Actual construction work will begin within the next two weeks and Hartinger said completion date had been designated as May 30th 1937.
Tribune-Telegraph, July 15, 1936
Should favorable weather conditions continue, a force of at least 75 men should be at work on the constuction of Pomeroy’s $92,400 WPA parking lot project within the next month, it was predicted Monday by J.E.D. Hartinger, WPA engineer in Meigs county.
Started last week, the project now has a force of 25 men at work, Hartinger said, and the rolls should be increased at least 50 in another month if the same progress can be made in the next few weeks as has been during the first few days.
Men now at work on the project are tearing away the lower parking lot wall and filling that was destroyed when the valuable CWA and FERA project slipped into the Ohio river shortly after it was completed. The destroyed lot will be removed, said Hartinger, although the new parking lot will be built above the site of the old one, starting at the upper wall and extending along the river bank to the entrance to the levee, a few feet from the lower wall of the upper parking lot.
Piling has been purchased and a crew of workmen will be put to work at cutting the piling within a few weeks. A government pile driving boat can be obtained at a ten-day notice, Hartinger said, and pile driving work should begin within a brief time.
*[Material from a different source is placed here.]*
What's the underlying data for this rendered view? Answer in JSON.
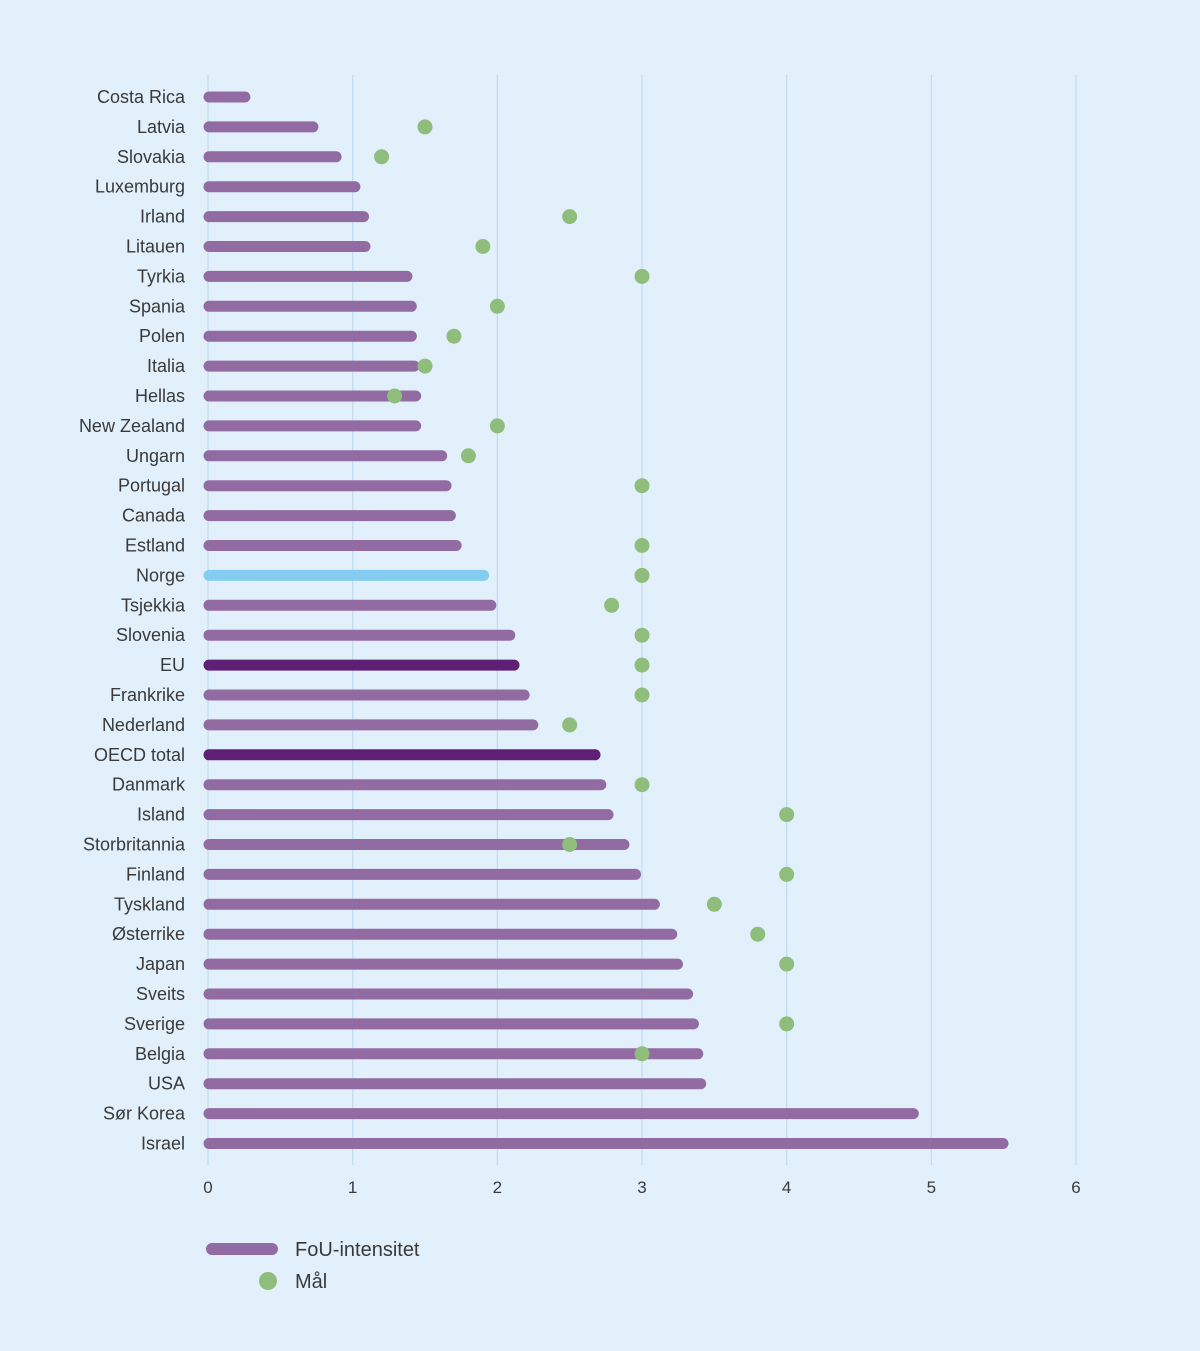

Costing nearly $100,000 the new parking lot will be constructed on a base consisting of 36 ft. piling with a three feet thick concrete footer. The walls will be of cut stone, as those in the destroyed lot and as those in the upper lot, one of the few CWA projects that was finished and is now in use in the county.
......................Then there was the January 1937 flood, which delayed everything......and wouldn’t you know it - there is no newspaper microfilm or original paper available from August 1937 to July 1938, so I do not have a completion date. Hopefully I can locate another source to supply this information.